2 thoughts on “Negócios Lisboetas Asiáticos e Portugueses

  1. Em termos de leitura, não há nada melhor do que lermos o que nos vai na alma, escrito por outro! Que texto! Disseste tudo sobre esta polémica, que de uma forma ínvia te levantaram. Quando digo que temos orgulho em ti, é verdade, porque és cada vez mais uma das que de nós melhor defende aquilo em que acreditamos.

  2. Sem maçãs, bifes e couves, não posso sobreviver; sem computador e sem telefone não posso trabalhar. Este facto incontornável (a não ser pela morte) delimita o território dentro do qual posso fazer opções e exercer o meu livre arbítrio.
    Gostaria muito de poder comprar sempre e todos os dias maçãs e bifes que não me chegassem à mão por meios que enriquecem os intermediários e levam os produtores à miséria; que não contivessem químicos, que não me causassem doenças e que não contaminassem os lençóis freáticos.
    Gostaria de poder comprar um computador que não tivesse sido fabricado com mão-de-obra semiescrava, infantil e graças à pilhagem dos recursos minerais de um povo qualquer.
    Gostaria, sim, mas essa opção não está dentro dos tais limites do território em que vivo. Por isso mesmo defendo a necessidade de rompermos com esses limites, de construirmos uma outra sociedade, baseada noutro tipo de relações económicas e sociais.
    Dito isto, e sem qualquer intenção conflituante, aproveito para declarar que eu, ao contrário da Raquel, sou fiel cliente de algumas das tais lojas asiáticas (bem como dos velhos mercados e mercearias tradicionais). Do que eu não sou cliente é do MacDonalds.
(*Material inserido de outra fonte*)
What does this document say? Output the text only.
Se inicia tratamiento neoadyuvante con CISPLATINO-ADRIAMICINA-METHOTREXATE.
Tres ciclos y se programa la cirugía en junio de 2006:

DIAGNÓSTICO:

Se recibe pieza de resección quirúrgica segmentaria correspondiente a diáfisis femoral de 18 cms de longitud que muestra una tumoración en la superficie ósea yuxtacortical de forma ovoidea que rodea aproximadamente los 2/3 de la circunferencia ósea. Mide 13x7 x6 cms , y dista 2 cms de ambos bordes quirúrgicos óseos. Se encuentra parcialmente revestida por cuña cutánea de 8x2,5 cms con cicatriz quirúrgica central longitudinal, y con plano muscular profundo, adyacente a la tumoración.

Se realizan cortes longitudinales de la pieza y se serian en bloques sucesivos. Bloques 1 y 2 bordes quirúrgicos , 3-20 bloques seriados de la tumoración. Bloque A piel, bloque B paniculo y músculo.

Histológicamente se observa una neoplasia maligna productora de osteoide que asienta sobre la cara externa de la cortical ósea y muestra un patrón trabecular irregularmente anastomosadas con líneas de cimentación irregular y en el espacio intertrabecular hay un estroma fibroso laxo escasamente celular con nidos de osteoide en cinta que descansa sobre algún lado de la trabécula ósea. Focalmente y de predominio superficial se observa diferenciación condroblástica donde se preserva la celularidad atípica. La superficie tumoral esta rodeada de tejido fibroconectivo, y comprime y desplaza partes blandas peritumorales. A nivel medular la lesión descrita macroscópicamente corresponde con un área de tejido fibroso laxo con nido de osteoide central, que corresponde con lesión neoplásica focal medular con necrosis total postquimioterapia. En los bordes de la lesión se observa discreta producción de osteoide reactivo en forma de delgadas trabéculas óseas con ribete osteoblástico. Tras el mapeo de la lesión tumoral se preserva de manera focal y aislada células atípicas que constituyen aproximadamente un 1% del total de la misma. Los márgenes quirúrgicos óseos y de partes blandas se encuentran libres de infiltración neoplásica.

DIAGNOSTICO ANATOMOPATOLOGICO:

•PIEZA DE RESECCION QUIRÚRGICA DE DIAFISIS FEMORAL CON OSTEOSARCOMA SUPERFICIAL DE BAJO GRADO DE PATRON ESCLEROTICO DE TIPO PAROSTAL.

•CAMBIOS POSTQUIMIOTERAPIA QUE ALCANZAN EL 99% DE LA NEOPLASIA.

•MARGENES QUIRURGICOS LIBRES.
    Suspeito que as ditas lojas asiáticas que a Raquel conhece são radicalmente diferentes daquelas que eu conheço. É natural, vivemos num mundo bastante diversificado. As «minhas» lojas asiáticas não têm trabalhadores contratados em sentido empresarial (são negócios familiares), não vão buscar os produtos à Macro (ao contrário de muitos dos merceeiros que eu também frequento), não fazem dumping (mas que raio de ideia!); além disso, uma parte dos produtos que vendem vêm de mercados e fornecedores da região saloia (o preço que eu pago «a mais» compensa largamente o preço que eu gastaria em gasolina ou transportes públicos, para ir a 80 km de Lisboa buscar os mesmos produtos).
    Abreviando, porque sobre este assunto muito mais haveria a dizer: este artigo é um caso raro em que a autora, ao contrário do que é seu costume, fez da sua (ou doutra pessoa, tanto faz) experiência pessoal, uma regra universal. Sabemos que não é este o modus operandi normal da Raquel (e essa é uma das suas glórias), e por isso está perdoada. Mas fica o reparo.